Weight Loss Time Calculator – How Long Will It Take to Lose Weight?
Plan your weight loss journey with confidence. Enter your current weight, goal weight, and daily deficit to see a realistic timeline for reaching your target.
A deficit of 500 calories/day typically results in 1 lb weight loss per week.
Weight loss comes down to one thing: calorie deficit. Burn more than you eat, and your body taps into stored fat for energy. The rule of thumb is that 1 pound of body fat equals about 3,500 calories.
Create a 500-calorie daily deficit and you'll lose roughly 1 pound per week. Double that to 1,000 calories and you're looking at 2 pounds weekly. Sounds simple. And it is – until hunger, cravings, and life get in the way.
Here's what most people don't realize: as you lose weight, your body burns fewer calories. A smaller body needs less energy. That's why weight loss slows down over time, even if you're eating the same amount. You'll need to recalculate your needs every 10-15 pounds lost.

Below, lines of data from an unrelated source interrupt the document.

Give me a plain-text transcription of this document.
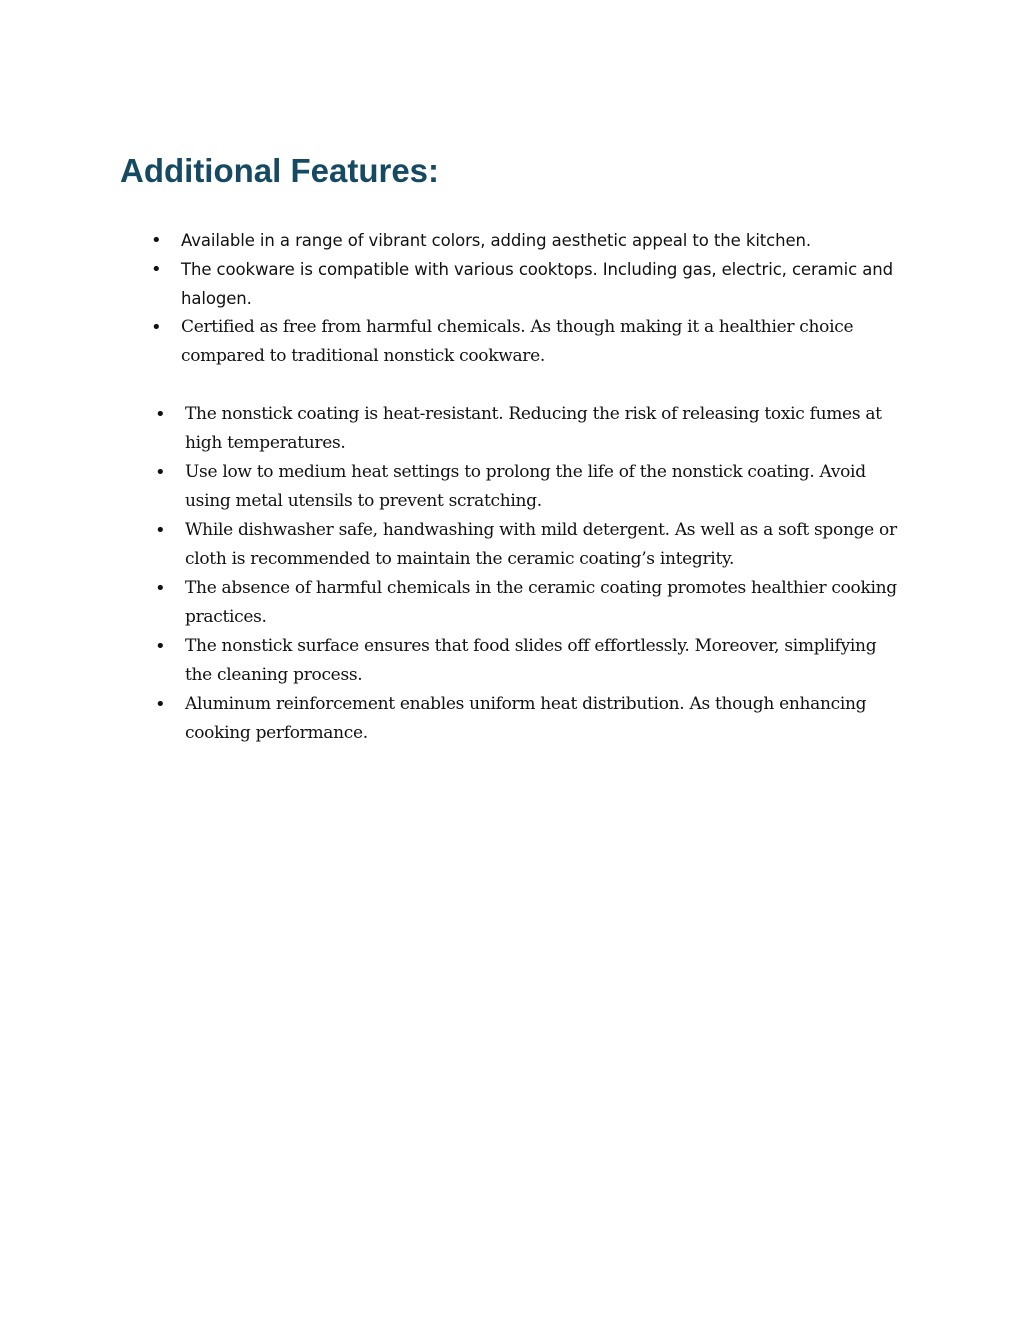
Additional Features:
• Available in a range of vibrant colors, adding aesthetic appeal to the kitchen.
• The cookware is compatible with various cooktops. Including gas, electric, ceramic and halogen.
• Certified as free from harmful chemicals. As though making it a healthier choice compared to traditional nonstick cookware.
• The nonstick coating is heat-resistant. Reducing the risk of releasing toxic fumes at high temperatures.
• Use low to medium heat settings to prolong the life of the nonstick coating. Avoid using metal utensils to prevent scratching.
• While dishwasher safe, handwashing with mild detergent. As well as a soft sponge or cloth is recommended to maintain the ceramic coating’s integrity.
• The absence of harmful chemicals in the ceramic coating promotes healthier cooking practices.
• The nonstick surface ensures that food slides off effortlessly. Moreover, simplifying the cleaning process.
• Aluminum reinforcement enables uniform heat distribution. As though enhancing cooking performance.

| Weight to Lose | 250 cal/day | 500 cal/day | 750 cal/day | 1000 cal/day |
|---|---|---|---|---|
| 5 lbs | 10 weeks | 5 weeks | 3.5 weeks | 2.5 weeks |
| 10 lbs | 20 weeks | 10 weeks | 7 weeks | 5 weeks |
| 20 lbs | 40 weeks | 20 weeks | 13 weeks | 10 weeks |
| 30 lbs | 60 weeks | 30 weeks | 20 weeks | 15 weeks |
| 50 lbs | 100 weeks | 50 weeks | 33 weeks | 25 weeks |
Based on the 3,500 calories per pound rule. Individual results vary based on starting weight, metabolism, and adherence.
Slow (0.5 lb/week)
250 calorie daily deficit
Best for: People with less weight to lose, those who've struggled with yo-yo dieting, or anyone who wants a sustainable approach. Slow loss means less muscle loss and better long-term maintenance.
Moderate (1 lb/week)
500 calorie daily deficit
Best for: Most people. This is the sweet spot between results and sustainability. You'll see the scale move without feeling deprived. Easy to maintain for months.
Fast (2 lbs/week)
1000 calorie daily deficit
Best for: People with significant weight to lose (30+ lbs) under medical supervision. Not sustainable long-term. Higher risk of muscle loss, nutrient deficiencies, and rebound weight gain.
Metabolic adaptation
Your body burns fewer calories as you get lighter. A 200-lb person needs about 2,400 calories daily. At 180 lbs, that drops to 2,200. Same diet, slower loss.
NEAT reduction
Non-exercise activity thermogenesis – the calories you burn fidgeting, walking around, standing – drops unconsciously when you're in a deficit. You move less without realizing it.
Water retention
Diet changes, stress, and exercise can cause temporary water retention that masks fat loss on the scale. This isn't real weight gain – it's just water weight fluctuations.
Calorie creep
Portions slowly increase. Snacks add up. "Just a bite" becomes a habit. Most people underestimate intake by 20-50%. Track honestly for a week – you might find your culprit.
How long does it take to lose 10 pounds?
With a 500-calorie daily deficit, expect 10-12 weeks. Faster deficits (750-1000 calories) can get you there in 5-7 weeks, but that's harder to sustain. The first 2-3 pounds often come off faster due to water loss.
Is losing 2 pounds per week safe?
For most people, yes – especially if you have significant weight to lose. The CDC recommends 1-2 pounds per week as safe. Faster than that increases risks of gallstones, muscle loss, and nutrient deficiencies.
Why am I not losing weight on a 500 calorie deficit?
Either your actual deficit is smaller than you think (common – people underestimate food by 30-50%), or your metabolism has adapted. Try tracking intake precisely for two weeks. If still no loss, recalculate your TDEE – it may have dropped.
Should I adjust my deficit as I lose weight?
Yes. Recalculate every 10-15 pounds lost. Your TDEE drops as you get lighter. Someone who needed 2,000 calories at 200 lbs might need only 1,700 at 170 lbs. Keep the same deficit, just adjust your maintenance level.
How accurate is the 3,500 calories per pound rule?
It's a useful approximation but not perfect. Research shows actual weight loss is often 20-30% slower than the 3,500 rule predicts, especially over longer periods. Use it as a starting point, then adjust based on real-world results.